Despite Julien’s success, he still comes under fire from the Boston media rather often. However, it does not seem to bother Julien when he gets blasted for giving low ice time to younger players or when he makes questionable decisions with the lineup.
While his choices are not always popular, he tends to get the job done even when he has a less than stellar roster. This season, we have seen some tough love from Julien in the form of benching players. Not surprisingly, the choice to bench certain players was met with criticism, but in true Julien fashion, he shrugs it off and has shown us he was right.
The first player to get pulled out of the lineup this season was Ryan Spooner. He struggled out of the gate, and he found himself watching the fourth game of the year from the press box. The move to bench him came as a surprise to many because it came so early in the year.
In those first three games, Spooner was only able to register an assist on an empty-net goal by David Pastrnak. High expectations were put on Spooner coming into this season, and it was clear he was under performing.
After being scratched Spooner stated, “I have to use it as motivation and just go out there and play.” Since returning to the lineup, he has played in 12 games. In that stretch, he has registered three goals and six points.
There is a higher level of energy to his game as of late. One strength of Spooner’s is his vision and passing ability in the offensive zone. He has been using these strengths to create more plays and scoring chances for the Bruins.
However, Spooner still has some work to do before he becomes a complete player. If he continues to adapt to his new position on the wing and the chemistry with David Krejci and David Backes keeps improving he will become the consistent difference maker the Bruins need him to be.
The Bruins’ abysmal third line at the start of the season consisted of Matt Beleskey, Riley Nash, and Jimmy Hayes. The trio could not get any offense going, and their overall play was ugly. Beleskey in particular, looked slow, was making bad decisions, and his overall effort was poor.
Beleskey recorded zero points and a minus-seven rating in his first nine games of the year. We were not seeing the Beleskey that posted a career-high of 37 points in 2015-16.
Earlier this month, Beleskey left a game versus the Florida Panthers after crashing hard into the net. The next game against Tampa Bay, he was scratched. Whether he was held out of the game due to a minor injury or solely because of his play is unknown, but Julien had some harsh words about his performance:
“We need better from him. We’ve done everything we can to help him out. I feel it’s not a bad thing to take a step back and watch a game, hopefully regroup in his mind and come back with the intentions of being in there every night.”

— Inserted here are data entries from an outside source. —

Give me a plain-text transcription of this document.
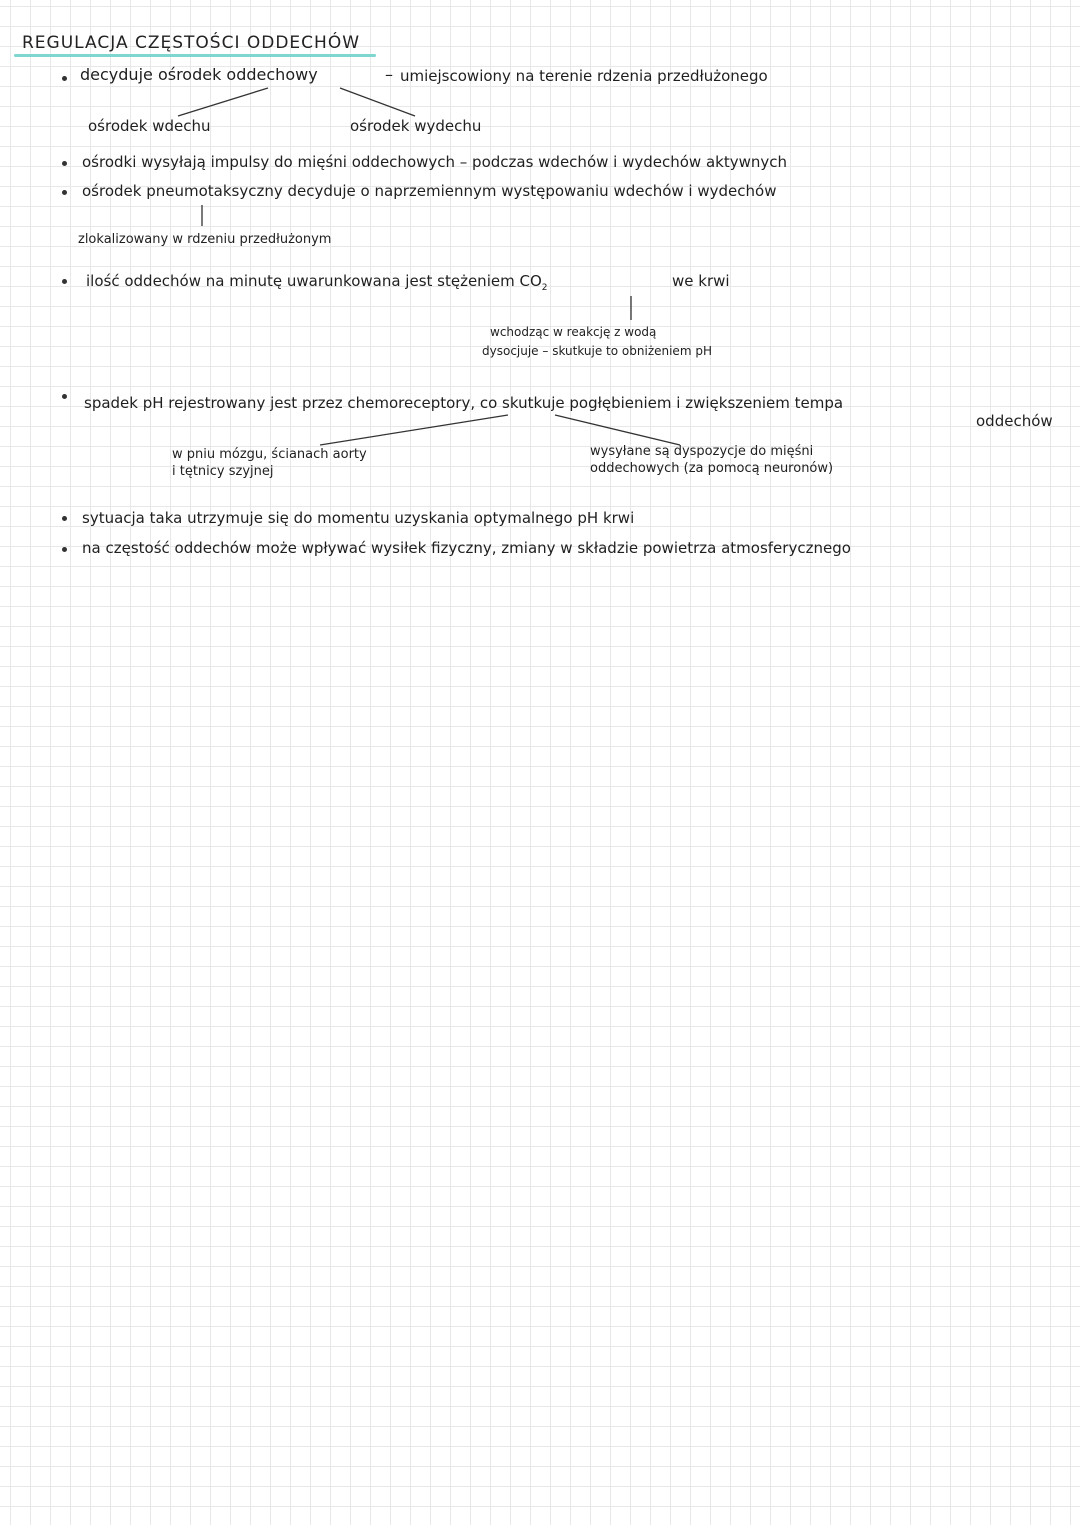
REGULACJA CZĘSTOŚCI ODDECHÓW
decyduje ośrodek oddechowy	– umiejscowiony na terenie rdzenia przedłużonego
ośrodek wdechu	ośrodek wydechu
ośrodki wysyłają impulsy do mięśni oddechowych – podczas wdechów i wydechów aktywnych
ośrodek pneumotaksyczny decyduje o naprzemiennym występowaniu wdechów i wydechów
zlokalizowany w rdzeniu przedłużonym
ilość oddechów na minutę uwarunkowana jest stężeniem $CO_2$	we krwi
wchodząc w reakcję z wodą
dysocjuje – skutkuje to obniżeniem pH
spadek pH rejestrowany jest przez chemoreceptory, co skutkuje pogłębieniem i zwiększeniem tempa
oddechów
w pniu mózgu, ścianach aorty
i tętnicy szyjnej
wysyłane są dyspozycje do mięśni
oddechowych (za pomocą neuronów)
sytuacja taka utrzymuje się do momentu uzyskania optymalnego pH krwi
na częstość oddechów może wpływać wysiłek fizyczny, zmiany w składzie powietrza atmosferycznego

Since being benched, he has played in six games and recorded one goal and three points to go along with a plus-three rating. We have also seen the return of the hard working version of Beleskey that can effectively get the puck out of the defensive zone and create scoring chances in the slot. Beleskey will never post astronomical numbers, but he is a key component in helping the Bruins establish a strong forecheck and wear down opposing teams.
Just like Spooner, Beleskey is getting more comfortable with his new line. Austin Czarnik has joined Beleskey and Nash on the third line while Hayes has been relegated to fourth line duties. It appears the addition of Czarnik has benefited both Nash and Beleskey. As a group, they are performing much better and have given the Bruins a more complete game in all three zones.
Julien’s decision to bench Spooner and Beleskey apparently worked. Both players returned with the determination to be better, and their performances have improved. The message to both players was received very clearly and hopefully they will not have to return to the press box this season.